Another long time holding of mine in this sector is CR Bard Inc. (BCR). Operating for well over 100 years BCR develops various stents, balloons, meshes, surgical sealants, irrigation, wound drainage and other related products for the medical field. Currently yielding just 0.51%, I know this stock will not capture the attention of many of the dividend income investors who are searching for better current yield. Nevertheless, BCR, while offering a low current yield has a ridiculously low payout ratio of just 9.6% based on current cash flow which makes this small yield very, very safe with room for growth. Speaking of growth, BCR has been raising its dividend for over four decades with a ten year annualized dividend growth rate of 6.29%. Very conservative numbers to say the least from a dividend distribution perspective but just goes to show how management likes to deal with its dividend policy. Of course, long term BCR has appreciated quite a bit from a capital appreciation standpoint. With a current PE of 73.7, BCR does not look cheap by any standard at current levels.

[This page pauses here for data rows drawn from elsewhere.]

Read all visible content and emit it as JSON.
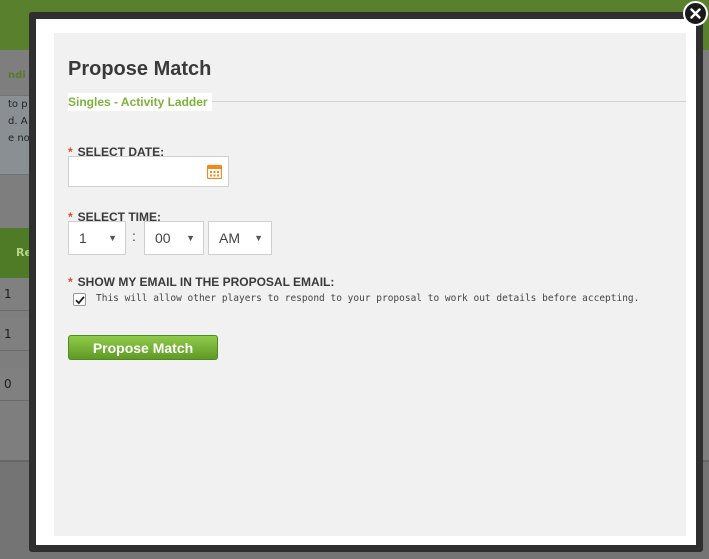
{
  "background": {
    "heading_fragment": "ndi",
    "text_fragments": [
      "to p",
      "d. A",
      "e no"
    ],
    "table_header_fragment": "Re",
    "row_values": [
      "1",
      "1",
      "0"
    ]
  },
  "modal": {
    "title": "Propose Match",
    "subtitle": "Singles - Activity Ladder",
    "date_label": "SELECT DATE:",
    "date_value": "",
    "time_label": "SELECT TIME:",
    "hour_value": "1",
    "minute_value": "00",
    "time_separator": ":",
    "ampm_value": "AM",
    "email_label": "SHOW MY EMAIL IN THE PROPOSAL EMAIL:",
    "email_checked": true,
    "email_note": "This will allow other players to respond to your proposal to work out details before accepting.",
    "submit_label": "Propose Match",
    "required_marker": "*",
    "arrow_glyph": "▼"
  },
  "colors": {
    "accent_green": "#7db33a",
    "button_green": "#6aaa2c",
    "required_red": "#e04a2b",
    "calendar_orange": "#f08a1e"
  },
  "icons": {
    "close": "close-icon",
    "calendar": "calendar-icon",
    "check": "checkmark-icon"
  }
}
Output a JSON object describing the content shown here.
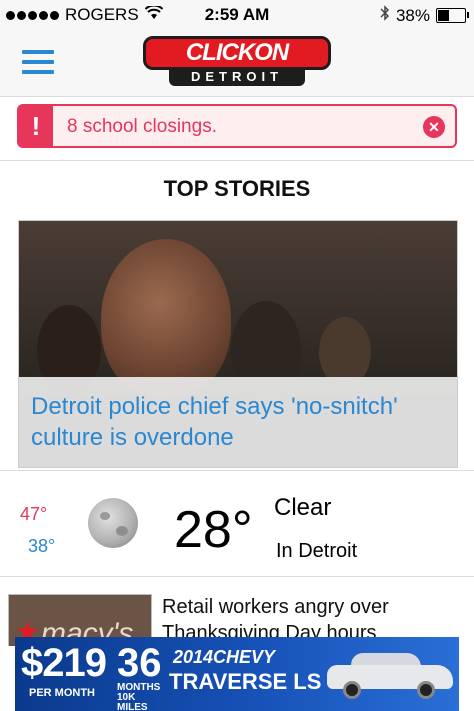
{
  "status_bar": {
    "carrier": "ROGERS",
    "time": "2:59 AM",
    "battery": "38%",
    "battery_level": 0.38
  },
  "header": {
    "logo_top": "CLICKON",
    "logo_bottom": "DETROIT"
  },
  "alert": {
    "icon_text": "!",
    "text": "8 school closings."
  },
  "section": {
    "title": "TOP STORIES"
  },
  "hero_story": {
    "headline": "Detroit police chief says 'no-snitch' culture is overdone"
  },
  "weather": {
    "high": "47°",
    "low": "38°",
    "current_temp": "28°",
    "condition": "Clear",
    "location": "In Detroit"
  },
  "stories": [
    {
      "thumb_label": "macy's",
      "title": "Retail workers angry over Thanksgiving Day hours"
    }
  ],
  "ad": {
    "price": "$219",
    "price_sub": "PER MONTH",
    "months": "36",
    "months_sub": "MONTHS 10K MILES",
    "year_make": "2014CHEVY",
    "model": "TRAVERSE LS"
  },
  "colors": {
    "accent_blue": "#2a87d0",
    "alert_red": "#e8355a",
    "logo_red": "#e21b23"
  }
}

Of course, the following name needs no introduction as it is already a staple in almost every long term dividend growth portfolio, Johnson & Johnson (JNJ). Among various consumer and pharmaceutical businesses JNJ is involved in, it also is in the medical devices space and is the world’s largest medical devices business, with $28.5 billion in total sales for 2013. With a current yield of 2.88% and a moderate payout ratio of 46.2%, JNJ, like all the names mentioned above offers a sustainable yield. Paying increasing dividends for over five decades puts JNJ in an elite category of dividend payers and it has grown it’s distribution at a 8.75% clip annualized over the last ten years. Not too bad from a well established company that has been in existence for well over 100 years. With a current PE of 19.0, JNJ is about in line with its five year average PE. Forward PE looks more enticing at 15.0.
Finally, no overview of the medical devices sector would be complete without the mention of Medtronic plc (MDT). Makers of various surgical instruments including sutures, mesh implants, heart valves as well as needles, syringes among many other medical products. Currently yielding 2.02% with a moderately low payout ratio of 34.7% based on current cash flow, MDT like every other name mentioned offers a sustainable dividend with room for future growth. Having raised its dividend for multiple decades MDT also sports an impressive ten year annualized dividend growth rate of 11.43%. From a valuation perspective MDT looks to be quite expensive with a PE of 39.4, well above its five year average PE of 18.0.
While most stocks presented in this overview appear to be expensive when looking at a simple PE metric, one thing that can be gleaned from the number above is the sustainable and growing distributions they each offer. Being a long term dividend growth investor, finding a sustainable yield is my primary concern.
What do you think about investing in the medical devices sector? Are any of the names mentioned above in your portfolio? With all the talk about how the health sector will grow in all respects in the coming decades with an increasing elderly population it may make sense to get a piece of this growing space. Please let me know below.